Royal Bank of Scotland Plc advanced 7.6 percent to 37.87 pence even after Britain’s biggest government-controlled bank had a third-quarter loss of 1.8 billion pounds after 3.3 billion pounds of provisions for bad loans and credit-market writedowns.

“I would much rather they really write down the bad loans and get on with what they need to do,” Octopus Investments’ Mentel said. “What we don’t want to have in the U.K. after this entire banking crisis is a Japanese situation where you have zombie banks.”

Irish Banks

Allied Irish Banks Plc jumped 11 percent to 1.95 euros after the lender said it sold a five-year bond not covered by the government guarantee, and the latest stage of Ireland’s National Asset Management Agency legislation was passed by lawmakers. Bank of Ireland Plc advanced 4.7 percent to 2 euros.

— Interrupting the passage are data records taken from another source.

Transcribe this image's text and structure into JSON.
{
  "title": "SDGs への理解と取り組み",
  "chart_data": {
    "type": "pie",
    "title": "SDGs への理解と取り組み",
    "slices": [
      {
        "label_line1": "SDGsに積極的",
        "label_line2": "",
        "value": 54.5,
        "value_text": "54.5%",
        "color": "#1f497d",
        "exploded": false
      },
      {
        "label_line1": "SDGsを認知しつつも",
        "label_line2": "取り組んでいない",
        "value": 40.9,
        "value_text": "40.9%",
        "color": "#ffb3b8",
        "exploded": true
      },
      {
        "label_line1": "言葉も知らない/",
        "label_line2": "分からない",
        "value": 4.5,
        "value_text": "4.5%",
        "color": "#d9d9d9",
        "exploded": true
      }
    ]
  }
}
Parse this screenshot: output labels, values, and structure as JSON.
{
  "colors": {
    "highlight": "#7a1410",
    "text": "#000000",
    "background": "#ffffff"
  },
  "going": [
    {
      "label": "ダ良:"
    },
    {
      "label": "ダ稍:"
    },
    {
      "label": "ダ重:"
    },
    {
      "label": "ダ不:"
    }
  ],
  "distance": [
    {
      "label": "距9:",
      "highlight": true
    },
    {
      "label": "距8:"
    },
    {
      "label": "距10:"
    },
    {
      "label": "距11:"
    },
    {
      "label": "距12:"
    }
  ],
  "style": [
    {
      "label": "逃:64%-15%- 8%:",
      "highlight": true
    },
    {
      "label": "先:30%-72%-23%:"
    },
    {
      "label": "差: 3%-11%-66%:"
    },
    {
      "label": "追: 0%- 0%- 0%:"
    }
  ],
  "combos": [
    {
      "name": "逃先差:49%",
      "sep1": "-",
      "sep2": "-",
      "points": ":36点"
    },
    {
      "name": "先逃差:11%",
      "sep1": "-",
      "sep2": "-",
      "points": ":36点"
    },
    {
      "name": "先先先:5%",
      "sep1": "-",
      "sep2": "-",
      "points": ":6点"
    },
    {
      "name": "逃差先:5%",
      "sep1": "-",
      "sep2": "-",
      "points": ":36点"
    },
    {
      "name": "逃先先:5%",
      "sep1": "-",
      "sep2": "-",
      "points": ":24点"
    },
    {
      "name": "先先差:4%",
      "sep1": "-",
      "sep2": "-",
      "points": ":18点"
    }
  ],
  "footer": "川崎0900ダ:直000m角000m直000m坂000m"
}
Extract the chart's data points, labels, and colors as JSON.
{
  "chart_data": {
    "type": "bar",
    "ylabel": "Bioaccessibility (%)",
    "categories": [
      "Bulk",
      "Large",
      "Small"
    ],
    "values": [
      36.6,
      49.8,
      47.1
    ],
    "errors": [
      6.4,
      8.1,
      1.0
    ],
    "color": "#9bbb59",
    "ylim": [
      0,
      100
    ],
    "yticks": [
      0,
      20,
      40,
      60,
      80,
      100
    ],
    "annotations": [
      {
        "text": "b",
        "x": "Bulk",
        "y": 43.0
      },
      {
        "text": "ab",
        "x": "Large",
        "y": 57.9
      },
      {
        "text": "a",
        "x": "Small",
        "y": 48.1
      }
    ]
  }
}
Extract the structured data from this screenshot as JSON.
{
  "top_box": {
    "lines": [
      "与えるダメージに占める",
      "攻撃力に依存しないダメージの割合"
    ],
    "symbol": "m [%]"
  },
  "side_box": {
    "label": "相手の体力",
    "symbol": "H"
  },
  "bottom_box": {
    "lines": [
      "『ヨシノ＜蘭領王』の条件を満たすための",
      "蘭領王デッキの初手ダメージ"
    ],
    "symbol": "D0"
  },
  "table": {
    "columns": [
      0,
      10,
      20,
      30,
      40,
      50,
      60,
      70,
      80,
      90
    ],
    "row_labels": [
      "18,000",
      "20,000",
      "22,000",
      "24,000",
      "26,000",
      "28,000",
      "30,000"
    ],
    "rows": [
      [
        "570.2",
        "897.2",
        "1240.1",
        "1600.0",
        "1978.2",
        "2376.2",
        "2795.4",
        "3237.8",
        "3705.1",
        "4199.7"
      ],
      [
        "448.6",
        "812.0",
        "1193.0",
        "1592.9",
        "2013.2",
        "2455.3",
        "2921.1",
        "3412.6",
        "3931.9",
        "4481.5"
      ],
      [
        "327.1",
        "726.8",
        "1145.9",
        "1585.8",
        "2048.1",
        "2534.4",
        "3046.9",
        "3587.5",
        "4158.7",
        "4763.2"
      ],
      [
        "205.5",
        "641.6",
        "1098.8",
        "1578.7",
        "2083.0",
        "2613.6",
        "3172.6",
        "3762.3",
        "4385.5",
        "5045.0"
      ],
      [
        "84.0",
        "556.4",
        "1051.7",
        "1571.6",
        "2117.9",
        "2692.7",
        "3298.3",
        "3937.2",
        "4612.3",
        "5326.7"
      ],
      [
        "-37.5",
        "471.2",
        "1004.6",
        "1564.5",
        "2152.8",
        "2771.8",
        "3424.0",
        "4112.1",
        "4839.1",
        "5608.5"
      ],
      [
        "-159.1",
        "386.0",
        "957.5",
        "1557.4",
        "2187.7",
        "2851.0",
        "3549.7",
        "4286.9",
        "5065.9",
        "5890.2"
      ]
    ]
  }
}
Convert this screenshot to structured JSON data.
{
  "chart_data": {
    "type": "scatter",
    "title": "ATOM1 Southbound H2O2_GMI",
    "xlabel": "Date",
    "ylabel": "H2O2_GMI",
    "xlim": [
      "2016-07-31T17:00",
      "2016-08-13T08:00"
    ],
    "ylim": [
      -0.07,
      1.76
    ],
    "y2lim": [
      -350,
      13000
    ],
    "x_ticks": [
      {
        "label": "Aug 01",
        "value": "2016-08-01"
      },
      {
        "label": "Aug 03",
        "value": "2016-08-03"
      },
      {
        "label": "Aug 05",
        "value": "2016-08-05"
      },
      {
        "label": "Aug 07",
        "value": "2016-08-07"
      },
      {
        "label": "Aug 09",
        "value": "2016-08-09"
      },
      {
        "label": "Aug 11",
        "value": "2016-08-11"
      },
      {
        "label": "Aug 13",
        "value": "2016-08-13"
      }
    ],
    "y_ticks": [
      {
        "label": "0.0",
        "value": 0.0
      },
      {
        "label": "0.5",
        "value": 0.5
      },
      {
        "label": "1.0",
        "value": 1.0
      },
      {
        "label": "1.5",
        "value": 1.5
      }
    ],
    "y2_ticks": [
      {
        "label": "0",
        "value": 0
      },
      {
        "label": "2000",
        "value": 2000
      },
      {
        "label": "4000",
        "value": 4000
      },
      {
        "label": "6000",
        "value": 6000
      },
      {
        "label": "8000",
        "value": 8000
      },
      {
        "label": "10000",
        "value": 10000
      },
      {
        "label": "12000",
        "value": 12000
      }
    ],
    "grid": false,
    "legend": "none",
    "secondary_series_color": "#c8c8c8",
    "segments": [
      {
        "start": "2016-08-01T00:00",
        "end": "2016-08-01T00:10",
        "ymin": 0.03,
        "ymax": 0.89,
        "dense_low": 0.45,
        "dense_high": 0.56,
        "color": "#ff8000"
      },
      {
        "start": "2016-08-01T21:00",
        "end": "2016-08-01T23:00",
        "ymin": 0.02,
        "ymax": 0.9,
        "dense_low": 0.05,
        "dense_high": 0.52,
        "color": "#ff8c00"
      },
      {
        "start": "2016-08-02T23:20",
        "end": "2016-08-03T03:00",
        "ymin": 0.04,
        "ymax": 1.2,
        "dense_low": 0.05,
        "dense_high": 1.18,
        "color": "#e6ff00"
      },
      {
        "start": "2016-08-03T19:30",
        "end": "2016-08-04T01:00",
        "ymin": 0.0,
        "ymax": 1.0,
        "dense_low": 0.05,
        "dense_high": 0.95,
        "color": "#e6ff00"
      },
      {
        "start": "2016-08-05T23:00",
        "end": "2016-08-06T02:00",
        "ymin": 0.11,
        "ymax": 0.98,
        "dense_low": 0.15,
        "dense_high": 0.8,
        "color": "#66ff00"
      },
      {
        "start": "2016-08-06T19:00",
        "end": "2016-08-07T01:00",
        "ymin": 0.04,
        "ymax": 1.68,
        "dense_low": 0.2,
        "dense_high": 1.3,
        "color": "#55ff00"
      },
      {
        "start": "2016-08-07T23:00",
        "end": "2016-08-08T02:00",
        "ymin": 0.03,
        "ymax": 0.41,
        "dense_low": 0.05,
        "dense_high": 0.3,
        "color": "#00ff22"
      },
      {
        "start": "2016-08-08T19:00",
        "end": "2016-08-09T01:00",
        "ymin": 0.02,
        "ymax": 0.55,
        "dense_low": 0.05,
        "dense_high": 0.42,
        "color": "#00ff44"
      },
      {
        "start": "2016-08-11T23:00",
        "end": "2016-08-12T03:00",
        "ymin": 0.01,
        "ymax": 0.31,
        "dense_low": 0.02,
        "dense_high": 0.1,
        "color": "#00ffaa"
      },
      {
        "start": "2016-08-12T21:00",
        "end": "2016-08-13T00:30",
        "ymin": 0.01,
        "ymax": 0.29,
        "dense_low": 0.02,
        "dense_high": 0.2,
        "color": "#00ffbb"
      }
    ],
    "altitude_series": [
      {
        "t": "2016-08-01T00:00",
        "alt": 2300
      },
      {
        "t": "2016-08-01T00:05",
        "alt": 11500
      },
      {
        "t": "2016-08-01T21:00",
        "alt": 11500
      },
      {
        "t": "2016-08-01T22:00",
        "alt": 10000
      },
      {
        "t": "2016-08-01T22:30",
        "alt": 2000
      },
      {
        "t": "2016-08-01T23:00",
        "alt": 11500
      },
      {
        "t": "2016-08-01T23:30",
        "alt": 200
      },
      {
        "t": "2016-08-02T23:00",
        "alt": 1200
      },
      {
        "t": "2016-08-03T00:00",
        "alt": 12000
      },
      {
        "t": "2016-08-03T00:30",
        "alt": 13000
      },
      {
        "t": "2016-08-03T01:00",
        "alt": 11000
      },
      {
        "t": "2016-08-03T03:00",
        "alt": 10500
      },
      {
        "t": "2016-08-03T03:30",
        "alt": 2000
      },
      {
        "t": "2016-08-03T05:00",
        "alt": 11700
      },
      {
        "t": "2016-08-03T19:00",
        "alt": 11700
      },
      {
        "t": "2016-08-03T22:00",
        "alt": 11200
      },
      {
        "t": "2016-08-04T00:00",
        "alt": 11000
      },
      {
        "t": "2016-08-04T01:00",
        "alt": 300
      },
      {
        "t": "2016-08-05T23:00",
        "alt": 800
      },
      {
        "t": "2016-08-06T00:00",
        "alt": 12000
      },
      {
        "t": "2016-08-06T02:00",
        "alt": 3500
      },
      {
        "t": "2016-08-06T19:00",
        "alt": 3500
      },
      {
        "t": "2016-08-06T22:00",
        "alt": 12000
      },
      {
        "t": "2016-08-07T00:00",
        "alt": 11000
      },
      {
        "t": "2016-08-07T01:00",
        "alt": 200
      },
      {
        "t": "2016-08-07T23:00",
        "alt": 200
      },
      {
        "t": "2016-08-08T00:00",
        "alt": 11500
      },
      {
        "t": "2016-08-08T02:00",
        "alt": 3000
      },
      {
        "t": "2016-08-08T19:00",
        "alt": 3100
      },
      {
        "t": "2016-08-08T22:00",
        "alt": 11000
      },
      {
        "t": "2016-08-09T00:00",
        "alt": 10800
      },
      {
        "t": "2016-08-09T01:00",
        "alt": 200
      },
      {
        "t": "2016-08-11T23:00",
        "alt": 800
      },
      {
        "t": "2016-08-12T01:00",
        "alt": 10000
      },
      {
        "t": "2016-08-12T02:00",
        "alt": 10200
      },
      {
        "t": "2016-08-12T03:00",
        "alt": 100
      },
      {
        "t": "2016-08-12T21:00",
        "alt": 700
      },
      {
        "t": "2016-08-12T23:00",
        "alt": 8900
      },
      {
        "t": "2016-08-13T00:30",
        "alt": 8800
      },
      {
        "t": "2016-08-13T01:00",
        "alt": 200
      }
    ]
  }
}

Seadrill Ltd. climbed 3.7 percent to 130.80 kroner. The offshore drilling company founded by billionaire John Fredriksen said third-quarter profit surged more than fourfold to $325 million as it booked a gain from an asset sale. That beat the $279 million average estimate of 12 analysts surveyed by Bloomberg.

M6-Metropole Television SA rose 6 percent to 18.40 euros. France’s second-largest commercial television company said third-quarter revenue climbed 9.2 percent to 296 million euros, helped by an increase in group advertising sales.

L’Oreal SA lost 1.6 percent to 70.18 euros. The world’s largest cosmetics maker said third-quarter sales fell 0.7 percent from a year earlier to 4.23 billion euros, missing analysts’ estimates. The stock was cut to “hold” from “buy” at Societe Generale SA, which cited “slow” growth.